進捗を確認するデイリースクラムや週1回のスプリントレビュー、レトロスペクティブを通じてエンジニアと密に連携し、課題の洗い出しと解決を継続的に行っている。約1年間の開発期間を経て、昨年7月に初期ローンチ、10月には全国展開するという着実かつ迅速なスピードで現場実装を実現した。
コミュニケーションハブにおける「要約AI」機能の導入は、定量的・定性的効果をもたらしている。LINEの要約機能の精度については、2割未満の手直しでそのまま使用できる水準にある。また、LINE1件あたりの記録の入力時間については、5分かかっていたものが2分ほどで済むようになった。LINEでのやりとりを担当者が考えてから要約し、Webブラウザで3段にもなるタブを開き、複数のシステムを横断してコピー&ペーストを繰り返していた作業が不要となり、1つのシステム内で記入業務が完結する利便性が現場から評価されているようだ。

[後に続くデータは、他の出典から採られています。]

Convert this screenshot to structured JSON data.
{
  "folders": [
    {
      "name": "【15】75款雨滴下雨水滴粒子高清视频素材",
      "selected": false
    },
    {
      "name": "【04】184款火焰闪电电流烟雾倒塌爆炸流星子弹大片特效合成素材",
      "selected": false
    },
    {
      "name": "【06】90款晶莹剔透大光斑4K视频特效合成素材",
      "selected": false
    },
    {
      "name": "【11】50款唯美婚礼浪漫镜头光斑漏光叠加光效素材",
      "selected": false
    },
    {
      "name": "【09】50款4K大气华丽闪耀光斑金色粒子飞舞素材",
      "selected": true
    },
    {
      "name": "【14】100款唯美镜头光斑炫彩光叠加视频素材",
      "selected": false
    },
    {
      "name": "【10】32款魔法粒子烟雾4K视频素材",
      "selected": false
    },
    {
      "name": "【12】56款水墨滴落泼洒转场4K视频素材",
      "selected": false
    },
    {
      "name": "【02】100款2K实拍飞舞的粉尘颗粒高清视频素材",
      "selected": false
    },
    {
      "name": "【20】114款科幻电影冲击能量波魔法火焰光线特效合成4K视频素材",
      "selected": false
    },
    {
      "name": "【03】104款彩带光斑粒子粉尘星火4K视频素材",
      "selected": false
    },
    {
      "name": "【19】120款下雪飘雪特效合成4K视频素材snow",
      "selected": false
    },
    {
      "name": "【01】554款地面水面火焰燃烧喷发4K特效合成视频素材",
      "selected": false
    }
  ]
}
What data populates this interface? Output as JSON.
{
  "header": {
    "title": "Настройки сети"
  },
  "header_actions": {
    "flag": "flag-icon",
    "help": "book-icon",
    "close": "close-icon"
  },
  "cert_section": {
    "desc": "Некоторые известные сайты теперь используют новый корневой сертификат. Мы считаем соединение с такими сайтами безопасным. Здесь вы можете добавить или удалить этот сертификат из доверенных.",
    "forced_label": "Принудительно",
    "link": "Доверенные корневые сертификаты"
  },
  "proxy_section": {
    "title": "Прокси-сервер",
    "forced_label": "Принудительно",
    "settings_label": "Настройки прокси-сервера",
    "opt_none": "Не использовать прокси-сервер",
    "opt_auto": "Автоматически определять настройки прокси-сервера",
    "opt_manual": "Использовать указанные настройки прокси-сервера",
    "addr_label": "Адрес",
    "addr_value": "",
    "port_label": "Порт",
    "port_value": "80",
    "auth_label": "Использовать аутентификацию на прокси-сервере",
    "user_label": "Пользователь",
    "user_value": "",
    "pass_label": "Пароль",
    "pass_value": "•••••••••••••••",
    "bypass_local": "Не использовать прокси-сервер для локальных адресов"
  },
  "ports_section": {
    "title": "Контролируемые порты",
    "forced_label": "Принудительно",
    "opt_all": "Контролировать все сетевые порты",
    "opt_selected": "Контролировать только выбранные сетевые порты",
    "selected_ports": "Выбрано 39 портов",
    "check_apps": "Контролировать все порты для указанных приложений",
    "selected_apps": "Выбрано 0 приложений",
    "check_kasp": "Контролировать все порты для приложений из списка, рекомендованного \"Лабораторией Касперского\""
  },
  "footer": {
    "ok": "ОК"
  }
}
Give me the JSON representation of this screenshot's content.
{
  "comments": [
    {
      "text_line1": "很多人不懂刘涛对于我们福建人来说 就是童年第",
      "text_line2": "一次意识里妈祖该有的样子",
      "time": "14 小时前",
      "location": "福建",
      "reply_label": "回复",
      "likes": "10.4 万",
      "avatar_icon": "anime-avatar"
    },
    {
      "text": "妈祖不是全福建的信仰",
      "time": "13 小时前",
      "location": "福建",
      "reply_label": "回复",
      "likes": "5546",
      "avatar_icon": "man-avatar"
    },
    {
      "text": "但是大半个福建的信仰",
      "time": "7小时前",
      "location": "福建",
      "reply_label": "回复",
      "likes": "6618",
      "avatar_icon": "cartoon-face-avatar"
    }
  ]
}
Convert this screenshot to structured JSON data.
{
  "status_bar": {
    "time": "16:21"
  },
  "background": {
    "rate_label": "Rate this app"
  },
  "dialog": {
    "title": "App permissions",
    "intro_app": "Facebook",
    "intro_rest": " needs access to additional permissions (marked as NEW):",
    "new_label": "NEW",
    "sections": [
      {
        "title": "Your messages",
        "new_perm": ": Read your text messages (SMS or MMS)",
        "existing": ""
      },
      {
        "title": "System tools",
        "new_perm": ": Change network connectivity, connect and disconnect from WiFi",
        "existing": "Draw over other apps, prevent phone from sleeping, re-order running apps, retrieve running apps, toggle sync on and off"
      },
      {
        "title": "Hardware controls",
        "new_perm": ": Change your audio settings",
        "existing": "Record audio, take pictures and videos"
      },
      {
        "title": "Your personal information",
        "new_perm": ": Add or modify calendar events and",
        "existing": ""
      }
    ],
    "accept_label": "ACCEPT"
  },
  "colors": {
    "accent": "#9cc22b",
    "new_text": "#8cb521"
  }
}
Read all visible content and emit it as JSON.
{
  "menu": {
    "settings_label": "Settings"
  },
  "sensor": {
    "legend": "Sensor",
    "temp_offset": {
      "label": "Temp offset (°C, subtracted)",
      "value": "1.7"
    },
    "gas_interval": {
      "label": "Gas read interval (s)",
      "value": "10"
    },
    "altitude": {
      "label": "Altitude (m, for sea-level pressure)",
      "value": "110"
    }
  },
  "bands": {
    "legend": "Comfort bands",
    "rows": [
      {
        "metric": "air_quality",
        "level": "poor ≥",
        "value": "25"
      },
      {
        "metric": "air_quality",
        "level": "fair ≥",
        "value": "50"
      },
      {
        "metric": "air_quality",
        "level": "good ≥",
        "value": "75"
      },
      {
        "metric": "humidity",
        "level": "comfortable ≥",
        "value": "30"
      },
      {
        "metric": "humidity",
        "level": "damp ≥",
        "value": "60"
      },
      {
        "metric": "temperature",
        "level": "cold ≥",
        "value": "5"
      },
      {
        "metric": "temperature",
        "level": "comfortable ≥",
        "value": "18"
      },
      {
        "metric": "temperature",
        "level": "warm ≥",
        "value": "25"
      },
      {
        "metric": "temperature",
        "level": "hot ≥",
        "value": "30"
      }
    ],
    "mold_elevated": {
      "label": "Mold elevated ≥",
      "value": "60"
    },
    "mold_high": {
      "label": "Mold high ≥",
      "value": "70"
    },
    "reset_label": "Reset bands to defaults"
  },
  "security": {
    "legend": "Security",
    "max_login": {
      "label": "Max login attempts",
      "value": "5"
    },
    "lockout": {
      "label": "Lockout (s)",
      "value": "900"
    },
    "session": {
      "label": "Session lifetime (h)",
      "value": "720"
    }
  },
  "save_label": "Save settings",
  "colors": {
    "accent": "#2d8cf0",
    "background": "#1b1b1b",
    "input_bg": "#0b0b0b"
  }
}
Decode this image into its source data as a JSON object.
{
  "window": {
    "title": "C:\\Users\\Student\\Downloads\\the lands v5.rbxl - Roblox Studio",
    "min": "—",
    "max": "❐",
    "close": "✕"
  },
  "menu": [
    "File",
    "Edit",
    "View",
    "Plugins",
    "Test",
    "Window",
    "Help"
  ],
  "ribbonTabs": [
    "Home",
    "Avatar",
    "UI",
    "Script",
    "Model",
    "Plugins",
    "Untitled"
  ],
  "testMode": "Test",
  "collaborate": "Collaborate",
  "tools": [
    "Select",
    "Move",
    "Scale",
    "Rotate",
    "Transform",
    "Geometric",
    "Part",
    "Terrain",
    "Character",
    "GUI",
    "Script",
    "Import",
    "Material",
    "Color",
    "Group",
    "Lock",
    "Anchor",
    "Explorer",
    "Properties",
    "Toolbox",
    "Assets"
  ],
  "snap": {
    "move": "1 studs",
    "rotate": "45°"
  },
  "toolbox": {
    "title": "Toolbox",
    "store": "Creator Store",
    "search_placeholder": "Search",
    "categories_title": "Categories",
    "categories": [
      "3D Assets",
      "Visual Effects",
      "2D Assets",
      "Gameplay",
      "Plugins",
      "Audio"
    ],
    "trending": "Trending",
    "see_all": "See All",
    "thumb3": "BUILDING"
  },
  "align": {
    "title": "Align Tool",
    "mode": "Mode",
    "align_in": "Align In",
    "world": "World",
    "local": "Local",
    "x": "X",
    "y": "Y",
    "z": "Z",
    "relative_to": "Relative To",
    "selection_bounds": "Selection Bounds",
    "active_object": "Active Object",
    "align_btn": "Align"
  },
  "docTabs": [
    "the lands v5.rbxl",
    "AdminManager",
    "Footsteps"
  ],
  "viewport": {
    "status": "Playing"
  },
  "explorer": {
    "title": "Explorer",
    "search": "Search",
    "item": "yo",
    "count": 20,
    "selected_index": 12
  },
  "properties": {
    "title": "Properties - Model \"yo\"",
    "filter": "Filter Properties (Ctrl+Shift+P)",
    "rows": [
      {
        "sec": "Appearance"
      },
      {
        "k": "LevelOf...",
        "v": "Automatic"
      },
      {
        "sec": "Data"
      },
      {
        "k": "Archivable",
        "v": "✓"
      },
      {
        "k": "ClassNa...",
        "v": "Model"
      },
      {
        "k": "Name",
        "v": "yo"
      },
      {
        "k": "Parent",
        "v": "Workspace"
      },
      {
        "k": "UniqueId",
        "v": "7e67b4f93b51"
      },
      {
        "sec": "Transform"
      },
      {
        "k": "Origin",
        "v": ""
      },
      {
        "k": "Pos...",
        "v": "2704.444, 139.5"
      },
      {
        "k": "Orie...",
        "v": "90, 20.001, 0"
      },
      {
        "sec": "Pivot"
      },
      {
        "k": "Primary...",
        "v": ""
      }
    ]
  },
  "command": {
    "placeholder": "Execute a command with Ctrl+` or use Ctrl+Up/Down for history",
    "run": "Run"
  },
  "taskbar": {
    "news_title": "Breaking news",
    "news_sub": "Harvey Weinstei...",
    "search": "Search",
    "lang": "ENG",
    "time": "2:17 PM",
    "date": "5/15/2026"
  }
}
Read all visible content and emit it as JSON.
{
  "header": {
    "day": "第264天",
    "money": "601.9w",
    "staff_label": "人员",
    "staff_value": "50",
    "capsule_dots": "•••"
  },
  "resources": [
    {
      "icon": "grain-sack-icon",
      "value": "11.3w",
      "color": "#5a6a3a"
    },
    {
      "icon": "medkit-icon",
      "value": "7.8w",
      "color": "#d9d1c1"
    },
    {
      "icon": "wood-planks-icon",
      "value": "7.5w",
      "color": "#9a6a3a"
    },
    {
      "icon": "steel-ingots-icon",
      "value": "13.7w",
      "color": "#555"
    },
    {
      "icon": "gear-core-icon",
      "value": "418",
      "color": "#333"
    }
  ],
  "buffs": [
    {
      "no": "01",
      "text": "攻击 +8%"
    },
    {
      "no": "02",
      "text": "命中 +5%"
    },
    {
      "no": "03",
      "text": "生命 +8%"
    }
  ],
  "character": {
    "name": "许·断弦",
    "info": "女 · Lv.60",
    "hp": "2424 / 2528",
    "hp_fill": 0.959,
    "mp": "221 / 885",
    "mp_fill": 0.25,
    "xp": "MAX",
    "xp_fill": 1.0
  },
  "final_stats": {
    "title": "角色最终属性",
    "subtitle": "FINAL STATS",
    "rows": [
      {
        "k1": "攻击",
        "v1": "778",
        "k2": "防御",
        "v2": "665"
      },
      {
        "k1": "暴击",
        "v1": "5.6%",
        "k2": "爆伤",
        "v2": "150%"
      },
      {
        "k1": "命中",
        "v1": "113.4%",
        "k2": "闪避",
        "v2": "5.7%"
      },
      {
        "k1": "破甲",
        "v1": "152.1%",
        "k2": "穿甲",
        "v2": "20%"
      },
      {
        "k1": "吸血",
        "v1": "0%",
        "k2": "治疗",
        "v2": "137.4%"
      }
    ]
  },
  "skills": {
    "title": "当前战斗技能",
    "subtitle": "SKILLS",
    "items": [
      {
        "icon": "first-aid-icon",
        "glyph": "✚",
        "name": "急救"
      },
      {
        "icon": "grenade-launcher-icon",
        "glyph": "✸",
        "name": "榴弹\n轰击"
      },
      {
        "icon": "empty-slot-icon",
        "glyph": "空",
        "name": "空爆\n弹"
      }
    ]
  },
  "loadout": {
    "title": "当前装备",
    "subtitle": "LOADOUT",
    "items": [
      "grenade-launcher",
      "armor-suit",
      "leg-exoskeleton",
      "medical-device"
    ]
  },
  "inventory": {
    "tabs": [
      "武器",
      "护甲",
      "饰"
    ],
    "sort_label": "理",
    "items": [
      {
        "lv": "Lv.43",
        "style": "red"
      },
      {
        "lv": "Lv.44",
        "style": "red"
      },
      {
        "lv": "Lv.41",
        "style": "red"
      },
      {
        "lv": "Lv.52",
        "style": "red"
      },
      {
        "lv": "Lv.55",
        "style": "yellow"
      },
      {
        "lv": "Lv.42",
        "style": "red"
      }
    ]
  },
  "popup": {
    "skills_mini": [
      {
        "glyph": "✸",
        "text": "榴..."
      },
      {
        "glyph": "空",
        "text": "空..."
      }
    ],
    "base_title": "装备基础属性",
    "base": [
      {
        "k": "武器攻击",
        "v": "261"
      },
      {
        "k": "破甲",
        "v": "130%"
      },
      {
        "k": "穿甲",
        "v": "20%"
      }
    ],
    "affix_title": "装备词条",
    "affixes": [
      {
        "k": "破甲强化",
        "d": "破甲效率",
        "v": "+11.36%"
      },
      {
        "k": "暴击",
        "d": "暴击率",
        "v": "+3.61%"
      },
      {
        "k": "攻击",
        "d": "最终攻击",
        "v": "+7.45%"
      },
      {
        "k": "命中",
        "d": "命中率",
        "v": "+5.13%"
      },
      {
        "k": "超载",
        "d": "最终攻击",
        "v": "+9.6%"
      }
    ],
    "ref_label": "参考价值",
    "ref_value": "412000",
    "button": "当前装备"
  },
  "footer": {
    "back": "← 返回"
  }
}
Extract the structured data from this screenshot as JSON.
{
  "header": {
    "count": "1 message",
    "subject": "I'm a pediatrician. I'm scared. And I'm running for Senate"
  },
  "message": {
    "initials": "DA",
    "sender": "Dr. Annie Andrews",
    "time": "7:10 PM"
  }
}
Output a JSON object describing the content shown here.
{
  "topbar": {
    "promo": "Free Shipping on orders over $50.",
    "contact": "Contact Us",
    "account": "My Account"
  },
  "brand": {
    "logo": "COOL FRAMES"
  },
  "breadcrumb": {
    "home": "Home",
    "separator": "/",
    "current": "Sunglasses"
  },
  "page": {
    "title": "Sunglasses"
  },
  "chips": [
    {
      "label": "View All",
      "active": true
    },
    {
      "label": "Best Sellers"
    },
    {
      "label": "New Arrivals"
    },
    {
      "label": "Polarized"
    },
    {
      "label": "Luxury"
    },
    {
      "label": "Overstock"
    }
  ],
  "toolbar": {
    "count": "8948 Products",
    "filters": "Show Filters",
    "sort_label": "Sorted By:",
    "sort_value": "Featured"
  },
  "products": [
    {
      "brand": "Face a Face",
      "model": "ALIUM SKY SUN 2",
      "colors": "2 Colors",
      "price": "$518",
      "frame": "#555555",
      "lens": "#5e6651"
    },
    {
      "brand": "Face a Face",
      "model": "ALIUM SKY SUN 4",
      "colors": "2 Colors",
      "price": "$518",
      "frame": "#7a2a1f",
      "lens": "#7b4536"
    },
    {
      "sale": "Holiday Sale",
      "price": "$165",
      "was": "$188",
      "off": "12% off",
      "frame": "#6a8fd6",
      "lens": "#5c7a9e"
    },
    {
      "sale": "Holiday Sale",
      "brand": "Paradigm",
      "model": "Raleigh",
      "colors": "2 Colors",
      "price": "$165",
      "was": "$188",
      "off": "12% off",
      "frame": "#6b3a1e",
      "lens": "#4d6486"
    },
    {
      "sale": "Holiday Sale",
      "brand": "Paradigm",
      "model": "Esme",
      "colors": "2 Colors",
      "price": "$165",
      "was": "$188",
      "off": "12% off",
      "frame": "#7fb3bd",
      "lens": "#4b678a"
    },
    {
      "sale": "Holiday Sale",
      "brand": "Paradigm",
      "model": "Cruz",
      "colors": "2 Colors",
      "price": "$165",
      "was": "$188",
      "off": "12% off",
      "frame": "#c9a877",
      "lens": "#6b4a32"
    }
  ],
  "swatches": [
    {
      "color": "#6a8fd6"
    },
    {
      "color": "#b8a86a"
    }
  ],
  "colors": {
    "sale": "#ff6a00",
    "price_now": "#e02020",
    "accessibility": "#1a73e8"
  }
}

また、コミュニケーションハブは「情報の標準化」にも寄与している。たとえば、対応している案件の状況について、経緯を極めて詳細に記録する担当者もいれば、要点のみを簡潔に書き留める担当者もいるなど、情報の粒度や記述スタイルに個人差が生じていた。この記録は代理店などの外部パートナーにも開示されるため、誰が見てもわかりやすい形式であることが求められる。コミュニケーションハブ導入後は、「要約AI」機能を用いることで、一定のフォーマットに従って文章を生成できるようになり、標準的な質が担保されるようになった。結果として、後続プロセスの円滑化と顧客対応品質の底上げに直結したのである。
もちろん、AIを活用した要約機能を追加しただけで結果が表れたわけではない。活用がこれほどスムーズに進んだ背景には、現場に対するチェンジマネジメントとリテラシー教育がある。
今回、要約機能には生成AIを用いているため、誤情報などを出力する「ハルシネーション」のリスクがともなった。そこで、開発チームは全国リリースの前に、先行リリース期間を設けながら、現場担当者への対面や動画による入念な説明会を実施。保険金サービス支援部の茂野氏は、「AIの出力は100%ではなく、ハルシネーションリスクもあるということをわかりやすく、しっかりと説明しました」と語る。
また、損保ジャパンでは、Google Geminiなどの生成AIを用いたツールを利用するためには、事前にDX基礎研修やeラーニングを受講し、テストに合格しなければならないというルールが設けられている。AIの限界を正しく理解させた上で、人間の確認を組み込む「Human-in-the-loop」のアプローチを根付かせようとしているようだ。